Similarities between the Lion Air and Ethiopian Airlines crashes, confirmed by black box data, have focused attention on an anti-stalling system used in the new Boeing 737 Max 8 aircraft.
The Maneuvering Characteristics Augmentation System (MCAS) is an automated safety feature on the 737 Max 8 designed to prevent the plane from entering into a stall or losing lift.
Both the Lion Air jet, which crashed in October, killing 189 people, and the Ethiopian Airlines aircraft, which went down a week ago Sunday, leaving 157 people dead, were fitted with the system.
Both planes experienced similarly erratic steep climbs and descents and fluctuating airspeeds before crashing shortly after takeoff.
A malfunction of the system was implicated in the Lion Air accident in Indonesia.
Investigators found a device known as a jackscrew in the wreckage. The jackscrew, used to set the trim that raises and lowers the plane’s nose, indicates the jet was configured to dive, according to John Cox, a former pilot and an airline-safety consultant with the Washington-based aviation-safety consulting firm Safety Operating Systems
In a preliminary investigation, the crash of a Lion Air Max 8 plane into the Java Sea on Oct. 29 was attributed to a faulty sensor causing an automated system to push the nose of the plane down. The possibility that the same scenario occurred in Ethiopia has prompted precautionary groundings of the plane all over the world. In all, more than 300 people have died in the two crashes involving the Max 8 jet.
Preliminary flight data showed the Ethiopian Airlines plane in trouble almost immediately and struggling to gain altitude in the high thin air above the Addis Ababa airport. The plane descended and then sharply ascended while moving at speeds far in excess of normal.
The record shows Several pilots made at least five complaints about Boeing 737 Max 8 planes in the months leading up to the deadly Ethiopian Airlines crash on Sunday, which killed all 157 people on board, and was the Second brand-new Boeing 737 Max crash in 5 months
US records show that at least five complaints were lodged with federal authorities in recent months, with one captain even calling the flight manual “inadequate and almost criminally insufficient,” according to the Dallas Morning News.
Two pilots reported their aircraft unexpectedly pitched nose down after engaging autopilot following departure. Another pilot reported a “temporary level off” triggered by the aircraft automation. The captain of a November 2018 flight called part of the aircraft’s flight manual “inadequate and almost criminally insufficient.”
“The fact that this airplane requires such jury-rigging to fly is a red flag,” that captain — who is not identified by name — wrote in a report to the federal Aviation Safety Reporting System. The captain added that part of the plane’s flight system is “not described in our Flight Manual.”

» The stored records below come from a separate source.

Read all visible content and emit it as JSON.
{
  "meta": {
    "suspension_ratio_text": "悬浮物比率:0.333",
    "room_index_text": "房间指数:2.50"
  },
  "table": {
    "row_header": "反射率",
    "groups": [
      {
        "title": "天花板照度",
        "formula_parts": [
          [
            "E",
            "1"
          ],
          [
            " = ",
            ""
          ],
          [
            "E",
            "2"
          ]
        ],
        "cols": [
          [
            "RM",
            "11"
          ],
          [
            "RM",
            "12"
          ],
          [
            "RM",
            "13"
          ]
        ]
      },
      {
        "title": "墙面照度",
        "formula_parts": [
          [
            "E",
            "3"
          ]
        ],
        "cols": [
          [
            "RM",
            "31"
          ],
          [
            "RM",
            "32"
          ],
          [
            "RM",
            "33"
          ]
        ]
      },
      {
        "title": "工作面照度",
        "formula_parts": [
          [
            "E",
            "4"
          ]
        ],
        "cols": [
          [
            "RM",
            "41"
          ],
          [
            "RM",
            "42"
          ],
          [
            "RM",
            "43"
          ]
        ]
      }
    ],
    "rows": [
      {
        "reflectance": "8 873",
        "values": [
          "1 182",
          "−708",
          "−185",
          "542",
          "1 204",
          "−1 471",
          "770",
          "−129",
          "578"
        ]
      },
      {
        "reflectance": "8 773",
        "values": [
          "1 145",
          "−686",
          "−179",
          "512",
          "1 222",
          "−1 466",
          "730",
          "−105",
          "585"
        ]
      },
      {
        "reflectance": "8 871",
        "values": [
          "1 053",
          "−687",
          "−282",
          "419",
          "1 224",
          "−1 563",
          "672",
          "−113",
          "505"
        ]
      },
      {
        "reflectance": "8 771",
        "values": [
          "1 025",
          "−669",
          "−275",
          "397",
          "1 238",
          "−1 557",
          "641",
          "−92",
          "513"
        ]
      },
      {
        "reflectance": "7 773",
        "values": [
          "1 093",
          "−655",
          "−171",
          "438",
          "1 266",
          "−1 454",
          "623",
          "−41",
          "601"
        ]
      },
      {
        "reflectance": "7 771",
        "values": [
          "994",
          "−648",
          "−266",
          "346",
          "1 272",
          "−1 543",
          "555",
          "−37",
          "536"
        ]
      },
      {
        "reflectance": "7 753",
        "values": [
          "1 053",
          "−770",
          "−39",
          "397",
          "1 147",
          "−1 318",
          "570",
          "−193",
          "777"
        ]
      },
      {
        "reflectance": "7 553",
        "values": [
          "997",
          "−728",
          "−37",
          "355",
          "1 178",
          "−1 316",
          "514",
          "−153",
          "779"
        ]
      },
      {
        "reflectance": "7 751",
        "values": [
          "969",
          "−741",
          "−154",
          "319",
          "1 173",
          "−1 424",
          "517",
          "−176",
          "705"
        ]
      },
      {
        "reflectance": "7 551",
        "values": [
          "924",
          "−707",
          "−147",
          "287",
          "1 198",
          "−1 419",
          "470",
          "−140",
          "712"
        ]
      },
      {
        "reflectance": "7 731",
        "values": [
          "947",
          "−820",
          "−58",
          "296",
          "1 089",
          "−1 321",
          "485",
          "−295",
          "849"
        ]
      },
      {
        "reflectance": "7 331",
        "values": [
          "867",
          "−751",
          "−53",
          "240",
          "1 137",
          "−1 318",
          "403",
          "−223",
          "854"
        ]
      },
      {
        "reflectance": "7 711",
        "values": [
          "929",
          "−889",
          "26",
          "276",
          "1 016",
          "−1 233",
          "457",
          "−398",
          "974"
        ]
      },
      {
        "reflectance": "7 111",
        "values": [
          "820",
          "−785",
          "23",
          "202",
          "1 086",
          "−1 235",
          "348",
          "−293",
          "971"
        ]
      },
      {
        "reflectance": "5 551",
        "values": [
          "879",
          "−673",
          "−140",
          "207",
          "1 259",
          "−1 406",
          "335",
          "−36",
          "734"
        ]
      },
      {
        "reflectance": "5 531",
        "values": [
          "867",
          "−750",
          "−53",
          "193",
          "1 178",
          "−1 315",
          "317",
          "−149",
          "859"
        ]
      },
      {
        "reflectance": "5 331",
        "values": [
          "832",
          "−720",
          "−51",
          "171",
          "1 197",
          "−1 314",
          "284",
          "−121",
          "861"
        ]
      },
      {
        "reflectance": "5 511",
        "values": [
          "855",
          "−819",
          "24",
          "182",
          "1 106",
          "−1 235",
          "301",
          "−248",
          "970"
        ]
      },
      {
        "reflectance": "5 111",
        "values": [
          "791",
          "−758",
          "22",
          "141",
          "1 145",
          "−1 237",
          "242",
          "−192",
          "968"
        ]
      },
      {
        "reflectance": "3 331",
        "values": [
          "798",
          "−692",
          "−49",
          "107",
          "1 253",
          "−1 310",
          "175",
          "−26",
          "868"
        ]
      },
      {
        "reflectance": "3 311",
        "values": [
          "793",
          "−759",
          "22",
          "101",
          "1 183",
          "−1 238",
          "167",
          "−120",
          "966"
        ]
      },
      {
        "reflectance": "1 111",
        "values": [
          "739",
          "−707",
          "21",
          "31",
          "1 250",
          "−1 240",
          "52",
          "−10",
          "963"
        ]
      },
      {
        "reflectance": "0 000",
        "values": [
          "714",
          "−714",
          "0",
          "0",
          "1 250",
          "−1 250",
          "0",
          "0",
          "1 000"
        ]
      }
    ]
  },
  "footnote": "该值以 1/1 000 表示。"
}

In one complaint, a commercial pilot described issues which occurred during takeoff. As the autopilot was engaged, the aircraft’s nose suddenly pitched down, setting off the plane’s alarm system which sounded “Don’t sink, don’t sink!” according to Politico. The situation was only remedied after autopilot was turned off, the Politico report said.
Another pilot who flies the Max 8 complained in November that it was “unconscionable” that pilots were allowed to continue to fly the planes without adequate training or disclosure on how the Max 8’s system differs from previous models, Politico said.
In an October report, a pilot complained the Max autothrottle system did not work properly even when they were engaged. The problem was rectified after the pilot adjusted the thrust manually and continued to climb.
“Shortly afterward I heard about the (another carrier) accident and am wondering if any other crews have experienced similar incidents with the autothrottle system on the MAX?” the pilot wrote in the report.